Em novembro do ano passado, pediu para acumular seu salário de desembargadora aposentada com a remuneração da pasta, alegando “trabalho análogo à escravidão”. Para ficar no posto, Valois ainda deixou o seu partido, o PSDB, que decidiu desembarcar da administração de Temer.

Além de Valois, mais dois baianos ocuparam cargos no primeiro escalão do governo. O primeiro foi Geddel Vieira Lima (MDB), que foi ministro da Secretaria de Governo. Ele renunciou o posto após declarações do então ministro da Cultura, Marcelo Calero, que acusou o emedebista de pressioná-lo a produzir um parecer técnico para favorecer seus interesses pessoais.

Calero afirmou que Geddel Vieira o procurou pelo menos cinco vezes — por telefone e pessoalmente — para que o Instituto do Patrimônio Histórico e Artístico Nacional (Iphan), órgão subordinado à Cultura, aprovasse o projeto imobiliário La Vue Ladeira da Barra, nos arredores de uma área tombada em Salvador.

Com a saída de Geddel, o deputado federal Antonio Imbassahy (PSDB) ficou com a cadeira de Geddel. O tucano baiano pediu demissão da Secretaria de Governo, em dezembro do ano passado, após ser alvo de várias críticas da base de Temer.

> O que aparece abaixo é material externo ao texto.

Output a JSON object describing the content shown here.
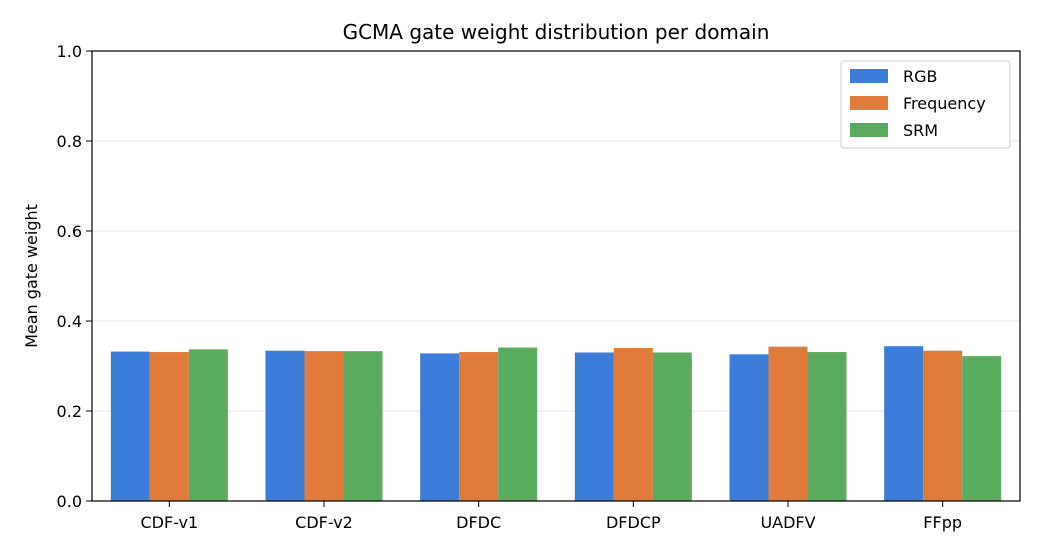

Apesar da retirada de Valois, há baianos ainda ocupando postos relevantes na administração de Temer. É o caso de Sílvio Pinheiro (DEM), que é presidente do Fundo Nacional de Desenvolvimento da Educação (FNDE), e o vereador licenciado Paulo Câmara (PSDB), que é secretário nacional de Assuntos Federativos.

Os dois, no entanto, devem sair por causa da eleição. O tucano para disputar uma vaga na Assembleia Legislativa da Bahia (AL-BA) e Pinheiro para ajudar a eventual candidatura do prefeito de Salvador, ACM Neto (DEM), ao governo da Bahia.